IPL cricket scandal…
CSK players linked to probe; its CEO who happens to the son-in-law of BCCI chief, summoned by police for questioning.
(Me: Since cricket is such a fortune raker, everyone who is someone in India want a huge slice of the pie; and the larger the mega money-spinner anything, business, contracts or sporting spectacle, the bigger scam. Gawaskar criticized the Indian politicians who talk about the cricket scandal, for being crass hypocrites; he is no great symbol of virtue, either: because he gets crores as a BCCI official commentator, he has to defect the board, true to be worth his salt. Greed may be one of the vilest of all human emotions; we Indians particular excel in it. Incidentally, Gurunath Meiyhappan, the CEO cum s-i-l, is the scion of the AVM, the premier and most successful film studio in the South)
**
Tongue very much in cheek…
"No ghost was ever seen by two pairs of eyes" – Thomas Caryle.
**
I like work. It fascinates me. I sit and look at it for hours.
**
"Go to Heaven for the climate, Hell for the company" – Mark Twain.
*/
News from around the world…
Germany rated the most positively viewed nation in the world.
Pakistan in top 3 'negative' nations, India stands at 12th. Some consolation this...
**
Weird world…
Samsung sparks fury after sexist TV ad targets men.
Washington: A new advertisement for Samsung televisions portrays men as dirty slobs, flatulent, dirty, couch-bound, unkempt, and unevolved – and it now has members of the male specifies up in arms. Outraged men vented their anger through the social media.
**
US man held for dialling 911 more than 100 times... One of his weird complaints for seeking the 911 help – The government is sending satellite signals directly into his body, thereby causing him severe pain and anguish.
(Me: All the high-decibel ballyhoo raised in Mumbai about radiation from cellphone towers isn't much different)
**
Groom jailed for looting club hosting his wedding reception.
A groom locked up for looting the club where his wedding was held will become a dad in jail. Christopher R, 25, and his friends stole booze, computers and DVDs worth nearly Pounds sterling 25,000 and caused 24,000 in damaged during the burglary (total Rs.50 lakhs in Indian currency). Just six months back, the club boss Catherine M. gave him and partner Bridie Sparks a half-price champagne buffet as the couple were broke. Now Catherin, 34, said she was so ''tortured' by the betrayal she tried to kill herself. "It's shaken my belief in people and I hope I'll be a better judge of character in future."
**
Line Maro
Am I dead, Angel?

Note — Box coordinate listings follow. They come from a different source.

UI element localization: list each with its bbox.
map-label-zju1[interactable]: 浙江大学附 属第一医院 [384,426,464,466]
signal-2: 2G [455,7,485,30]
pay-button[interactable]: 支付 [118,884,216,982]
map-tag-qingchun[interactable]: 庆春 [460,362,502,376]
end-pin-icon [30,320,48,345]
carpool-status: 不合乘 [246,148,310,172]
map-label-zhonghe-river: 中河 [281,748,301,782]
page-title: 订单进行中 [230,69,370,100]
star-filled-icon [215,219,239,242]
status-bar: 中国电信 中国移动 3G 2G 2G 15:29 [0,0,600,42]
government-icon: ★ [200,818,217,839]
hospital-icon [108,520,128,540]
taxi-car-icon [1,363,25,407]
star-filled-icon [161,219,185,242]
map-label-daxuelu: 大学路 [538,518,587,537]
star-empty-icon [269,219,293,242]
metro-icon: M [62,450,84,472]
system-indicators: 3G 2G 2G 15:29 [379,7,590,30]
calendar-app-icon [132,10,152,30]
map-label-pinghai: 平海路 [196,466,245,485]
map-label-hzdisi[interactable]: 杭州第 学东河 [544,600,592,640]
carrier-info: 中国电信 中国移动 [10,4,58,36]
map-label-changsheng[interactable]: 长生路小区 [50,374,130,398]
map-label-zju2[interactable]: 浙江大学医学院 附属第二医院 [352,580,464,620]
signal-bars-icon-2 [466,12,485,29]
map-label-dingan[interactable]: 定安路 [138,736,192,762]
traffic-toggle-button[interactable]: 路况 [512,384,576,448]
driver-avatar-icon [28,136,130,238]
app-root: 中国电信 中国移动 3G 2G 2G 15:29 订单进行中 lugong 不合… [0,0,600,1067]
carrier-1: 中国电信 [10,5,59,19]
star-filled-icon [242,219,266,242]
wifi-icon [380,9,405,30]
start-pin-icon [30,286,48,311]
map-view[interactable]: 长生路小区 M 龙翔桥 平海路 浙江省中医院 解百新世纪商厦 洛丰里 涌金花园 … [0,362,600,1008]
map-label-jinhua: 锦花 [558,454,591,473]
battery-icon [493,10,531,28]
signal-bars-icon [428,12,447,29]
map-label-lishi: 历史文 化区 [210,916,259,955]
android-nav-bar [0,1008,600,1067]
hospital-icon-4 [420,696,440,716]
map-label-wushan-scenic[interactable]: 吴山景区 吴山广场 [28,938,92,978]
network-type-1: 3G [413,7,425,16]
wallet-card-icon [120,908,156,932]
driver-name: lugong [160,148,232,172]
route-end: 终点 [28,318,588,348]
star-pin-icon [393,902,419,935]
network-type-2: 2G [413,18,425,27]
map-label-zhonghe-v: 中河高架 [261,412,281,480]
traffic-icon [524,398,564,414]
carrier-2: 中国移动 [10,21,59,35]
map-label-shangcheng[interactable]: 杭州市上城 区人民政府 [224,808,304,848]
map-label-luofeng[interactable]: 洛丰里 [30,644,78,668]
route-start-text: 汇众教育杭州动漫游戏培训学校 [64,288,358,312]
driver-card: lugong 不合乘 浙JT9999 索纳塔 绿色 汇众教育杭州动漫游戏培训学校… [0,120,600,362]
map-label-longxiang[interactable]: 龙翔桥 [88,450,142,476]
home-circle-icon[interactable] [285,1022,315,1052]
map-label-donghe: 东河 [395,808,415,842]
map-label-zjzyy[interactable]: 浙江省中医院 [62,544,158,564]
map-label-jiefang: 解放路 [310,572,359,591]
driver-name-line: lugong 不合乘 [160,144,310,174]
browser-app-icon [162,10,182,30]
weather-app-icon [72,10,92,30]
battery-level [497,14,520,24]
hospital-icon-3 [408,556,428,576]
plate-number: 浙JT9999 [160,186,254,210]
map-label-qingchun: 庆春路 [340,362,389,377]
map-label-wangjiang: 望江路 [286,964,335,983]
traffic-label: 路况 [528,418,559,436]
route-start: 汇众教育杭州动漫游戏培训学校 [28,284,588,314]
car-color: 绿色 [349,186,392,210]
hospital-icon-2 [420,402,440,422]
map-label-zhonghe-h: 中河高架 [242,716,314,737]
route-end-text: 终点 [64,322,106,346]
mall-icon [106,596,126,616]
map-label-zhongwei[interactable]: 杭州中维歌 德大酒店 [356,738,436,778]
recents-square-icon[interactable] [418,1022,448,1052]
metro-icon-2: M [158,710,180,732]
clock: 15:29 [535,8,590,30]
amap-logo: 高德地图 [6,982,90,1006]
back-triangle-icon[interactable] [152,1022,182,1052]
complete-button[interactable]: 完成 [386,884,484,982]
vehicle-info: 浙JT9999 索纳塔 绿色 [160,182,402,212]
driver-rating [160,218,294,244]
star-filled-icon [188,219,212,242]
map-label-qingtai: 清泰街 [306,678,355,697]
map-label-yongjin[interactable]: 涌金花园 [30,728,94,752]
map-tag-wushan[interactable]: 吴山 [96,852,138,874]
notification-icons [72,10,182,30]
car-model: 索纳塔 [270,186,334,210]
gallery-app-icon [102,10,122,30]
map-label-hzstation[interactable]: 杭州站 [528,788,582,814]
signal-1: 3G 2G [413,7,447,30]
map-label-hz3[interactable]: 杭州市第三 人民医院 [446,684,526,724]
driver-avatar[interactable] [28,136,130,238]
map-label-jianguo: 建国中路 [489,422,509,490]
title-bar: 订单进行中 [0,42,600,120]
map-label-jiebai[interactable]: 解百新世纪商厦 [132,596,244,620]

Cause this must be heaven!
(Me: all hallucination coz it is actually hell)
**
From the world of science…
New oral diarrhea vaccine developed.
Researchers have developed a new oral diarrhea vaccine which in a clinical phase I-study has shown promising results to combat the disease that kills 300,000 children per year in the developing world. Enterotoxigenic Escherichia coli (ETEC) bacterial are the primary cause of diarrhea in children. Currently, there is no ETEC vaccine available on the market. The novel oral ETEC vaccine has been developed in Sweden.
**
Exercise makes you smarter...
A recent research conducted in the US says 30-minue exercise a day can make you a genius.
**
Cheddar cheese contains a complete protein, providing all the essential amino acids your body needs.
**
Litchi is a rich source of copper and manganese which strengthen brittle bones.
**
Cartoon quip on Phaneesh Murthy, the hotshot techie, has been sacked for the second time sexual harassment of a woman subordinate in IGate
Some answers to 'how' to spell 'Phaneesh'...
A young lass: "He's living life like it's kinda FUN-ish...
A middle-aged woman: "He's done wrong… PUN-ish"
A management consultant: "His career is over… FIN-ish
A sexologist: "It's a medical condition… PEN-is"
(Me: The case against Phaneesh is that he pressured his subordinate lady assistant into a relationship – and impregnated her – saying her career depended on it. He also pressured her to have an abortion. The lady gave in as she was dependent on her continued employment for her basic living expenses.)
**
Man to financial consultant: "I have a great retirement plan. I'm going back to college to live off student loans until I die."
**
A guy asks a lawyer what his fee is. "I charge Rs.10,000 for three questions," the lawyer says.
"That's awfully steep, isn't it?" the guy asks.
"Yes," the lawyer replies, "Now what's your final question?"